On Thursdays, without my regular companions, I frequently attend another quiz at "The Banner Cross". This is an interactive quiz which involves pointing remote keypads at the television screens where the multiple choice questions are displayed. There's no time for discussion. You have to click and move on. There are about fifty questions and they include music and picture identification.
Last night I was down at "The Banner". Before the quiz began I had to tolerate a cascade of political invective from my chum Higgy. He doesn't get out much and he lives on his own. Consequently, when he gets to the pub he has a lot of stored up thinking to let out. It's a bit like eating cabbages or beans. If you didn't let the gas out you would explode!
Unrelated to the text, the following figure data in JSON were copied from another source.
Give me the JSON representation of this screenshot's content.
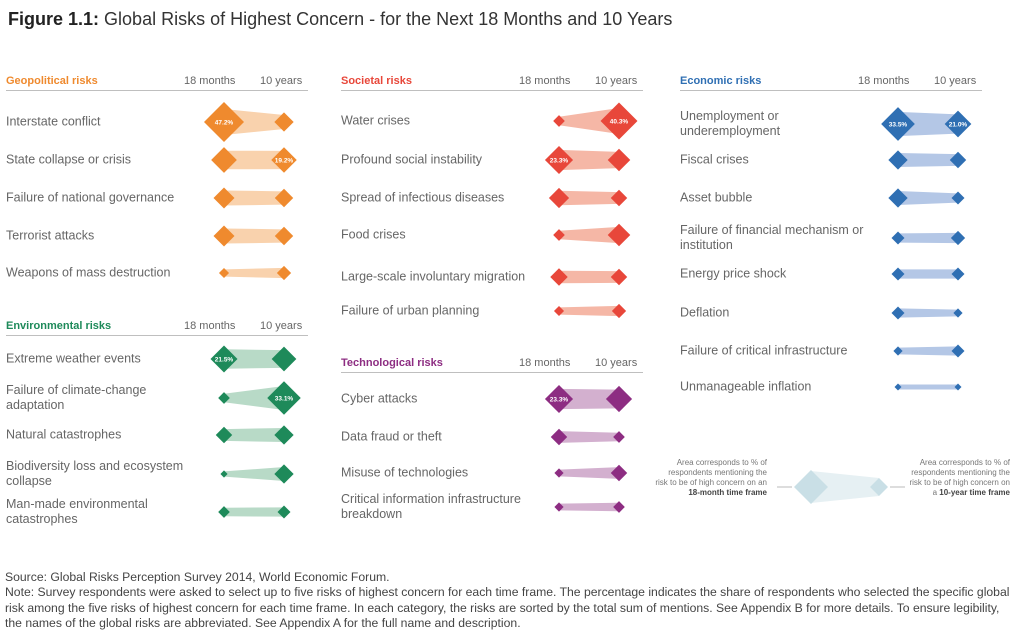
{
  "figure": {
    "label": "Figure 1.1:",
    "title": "Global Risks of Highest Concern - for the Next 18 Months and 10 Years"
  },
  "col_headers": {
    "short": "18 months",
    "long": "10 years"
  },
  "colors": {
    "geopolitical": "#ef8a2e",
    "geopolitical_band": "#f9d2ad",
    "societal": "#e8473a",
    "societal_band": "#f5b7a6",
    "environmental": "#1e8a5a",
    "environmental_band": "#b8dac7",
    "technological": "#8d2d82",
    "technological_band": "#d3b0cf",
    "economic": "#2f6fb3",
    "economic_band": "#b4c7e6",
    "legend": "#c9dfe6",
    "legend_band": "#e6f0f3"
  },
  "chart_data": [
    {
      "type": "table",
      "category": "Geopolitical risks",
      "color_key": "geopolitical",
      "labels": [
        "Interstate conflict",
        "State collapse or crisis",
        "Failure of national governance",
        "Terrorist attacks",
        "Weapons of mass destruction"
      ],
      "series": [
        {
          "name": "18 months",
          "values": [
            47.2,
            19.5,
            13,
            13,
            3
          ],
          "data_labels": [
            "47.2%",
            "",
            "",
            "",
            ""
          ]
        },
        {
          "name": "10 years",
          "values": [
            11,
            19.2,
            10,
            10,
            6
          ],
          "data_labels": [
            "",
            "19.2%",
            "",
            "",
            ""
          ]
        }
      ]
    },
    {
      "type": "table",
      "category": "Environmental risks",
      "color_key": "environmental",
      "labels": [
        "Extreme weather events",
        "Failure of climate-change adaptation",
        "Natural catastrophes",
        "Biodiversity loss and ecosystem collapse",
        "Man-made environmental catastrophes"
      ],
      "series": [
        {
          "name": "18 months",
          "values": [
            21.5,
            4,
            8,
            1.5,
            4
          ],
          "data_labels": [
            "21.5%",
            "",
            "",
            "",
            ""
          ]
        },
        {
          "name": "10 years",
          "values": [
            18,
            33.1,
            11,
            11,
            5
          ],
          "data_labels": [
            "",
            "33.1%",
            "",
            "",
            ""
          ]
        }
      ]
    },
    {
      "type": "table",
      "category": "Societal risks",
      "color_key": "societal",
      "labels": [
        "Water crises",
        "Profound social instability",
        "Spread of infectious diseases",
        "Food crises",
        "Large-scale involuntary migration",
        "Failure of urban planning"
      ],
      "series": [
        {
          "name": "18 months",
          "values": [
            4,
            23.3,
            12,
            4,
            9,
            3
          ],
          "data_labels": [
            "",
            "23.3%",
            "",
            "",
            "",
            ""
          ]
        },
        {
          "name": "10 years",
          "values": [
            40.3,
            15,
            8,
            15,
            8,
            6
          ],
          "data_labels": [
            "40.3%",
            "",
            "",
            "",
            "",
            ""
          ]
        }
      ]
    },
    {
      "type": "table",
      "category": "Technological risks",
      "color_key": "technological",
      "labels": [
        "Cyber attacks",
        "Data fraud or theft",
        "Misuse of technologies",
        "Critical information infrastructure breakdown"
      ],
      "series": [
        {
          "name": "18 months",
          "values": [
            23.3,
            8,
            2.5,
            2.5
          ],
          "data_labels": [
            "23.3%",
            "",
            "",
            ""
          ]
        },
        {
          "name": "10 years",
          "values": [
            20.2,
            4,
            8,
            4
          ],
          "data_labels": [
            "",
            "",
            "",
            ""
          ]
        }
      ]
    },
    {
      "type": "table",
      "category": "Economic risks",
      "color_key": "economic",
      "labels": [
        "Unemployment or underemployment",
        "Fiscal crises",
        "Asset bubble",
        "Failure of financial mechanism or institution",
        "Energy price shock",
        "Deflation",
        "Failure of critical infrastructure",
        "Unmanageable inflation"
      ],
      "series": [
        {
          "name": "18 months",
          "values": [
            33.5,
            11,
            11,
            5,
            5,
            5,
            2.5,
            1.2
          ],
          "data_labels": [
            "33.5%",
            "",
            "",
            "",
            "",
            "",
            "",
            ""
          ]
        },
        {
          "name": "10 years",
          "values": [
            21.0,
            8,
            5,
            6,
            5,
            2.5,
            5,
            1.2
          ],
          "data_labels": [
            "21.0%",
            "",
            "",
            "",
            "",
            "",
            "",
            ""
          ]
        }
      ]
    }
  ],
  "legend": {
    "left_text": "Area corresponds to % of respondents mentioning the risk to be of high concern",
    "left_bold_prefix": "on an ",
    "left_bold": "18-month time frame",
    "right_text": "Area corresponds to % of respondents mentioning the risk to be of high concern",
    "right_bold_prefix": "on a ",
    "right_bold": "10-year time frame"
  },
  "footer": {
    "source": "Source: Global Risks Perception Survey 2014, World Economic Forum.",
    "note": "Note: Survey respondents were asked to select up to five risks of highest concern for each time frame. The percentage indicates the share of respondents who selected the specific global risk among the five risks of highest concern for each time frame.  In each category, the risks are sorted by the total sum of mentions. See Appendix B for more details. To ensure legibility, the names of the global risks are abbreviated. See Appendix A for the full name and description."
  }
}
Higgy reads "The Guardian" every day and he bristles with anger and disgust about Britain's European Union referendum result. He is appalled by the posturing of our politicians, the lies they told and continue to tell and their obvious inability to forge a Brexit deal that will be acceptable and helpful to our economic well-being. It is all an utter mess. The British people have been wilfully sold a pig in a poke.
Not only was I having to deal with Higgy's tirade before the keypad quiz, I also had to deal with it as we progressed through the fifty questions. I just wanted to relax and focus on the quiz not to simultaneously engage in an angry discussion about Brexit. He just wouldn't shut up about it. On and on.
The quiz finished. Higgy won it with me second and Steve third. Higgy had a last half pint of lager and grabbing the cushion he carries in an old plastic bag (because of his osteoporosis) he prepared to go home. No, "Nice to see you fellows!" just final thoughts about Brexit as he went out of the door. He must be suffering from Brexomania.
For Steve and I it was a great relief when he left. I mean we both love the guy but you don't come to a pub quiz to endure a one-sided political rant. We could now relax. By the way, Higgy gave me yet another clipping from "The Guardian" about Brexit. I guess it's my homework even though Brexit, like Oldham Athletic, is unlikely to come up in a pub quiz any time soon.